The Panthers finally shut Newton down for the final two games of the season, but the damage was done, both to Carolina's outlook after collapsing from a 6-2 start and to the QB's shoulder which required another offseason of maintenance.
Newton told King that he knows he'll have to evolve as a player, like every athlete as he ages.
"You can look back at any type of player," Newton said. "You can look back at any type of sport and as a player grows, your game has to change. I remember reading and seeing a lot of clips about Michael Jordan, Kobe Bryant, Brett Favre, even Peyton Manning to a degree. When you get old, you have to change certain things. It kind of keeps you young. I actually look forward to it. I embrace this whole process because it's made me feel like a rookie again. Learning certain things, learning new mechanics, focusing on the little nuances of playing a quarterback position and trying to master it. So at this point in my career, it's not about velocity. It's not about throwing a ball 70 yards. It's about efficient football that's gonna win football games."
Even admitting he must evolve, Newton bristled at the notion that his game will be a completely different quarterback after his latest surgery.

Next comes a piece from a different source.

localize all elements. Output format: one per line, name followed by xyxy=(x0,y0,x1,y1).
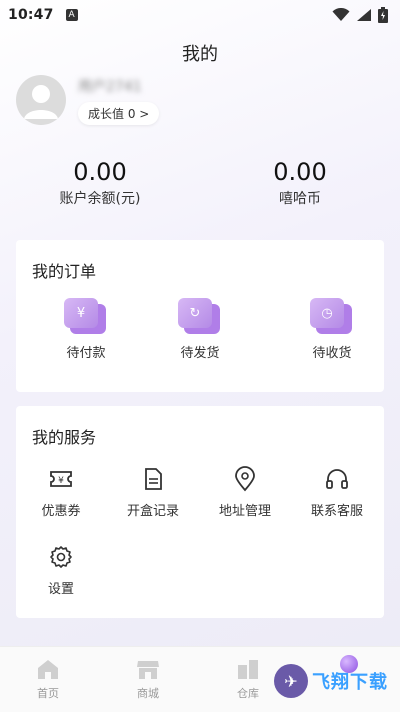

"See," he said, "it's still speculation. You know, at the end of the day, God has possessed me with things that I'm grateful for. ... Now, being older, you kind of look at things different. For me, it's not that I'm limited with certain things, or that I'm not capable of doing certain things, it's just other ways to do it. I'm not saying I'm not gonna run people over. I'm not saying I'm not gonna run the football. I'm not saying I'm not gonna throw the ball down the field. I'm just in a position now where none of that matters but one thing, and that's winning football games. If it requires me to do all those things, I'm willing to do it. And if it doesn't, I'm still fine with that."
With Newton back to making all the throws at the start of Panthers camp, Carolina looks poised to be closer to the offense that started the season on fire than the one that cratered down the stretch. Until Newton plays the entire season without re-tweaking the shoulder injury, however, concerns will persist.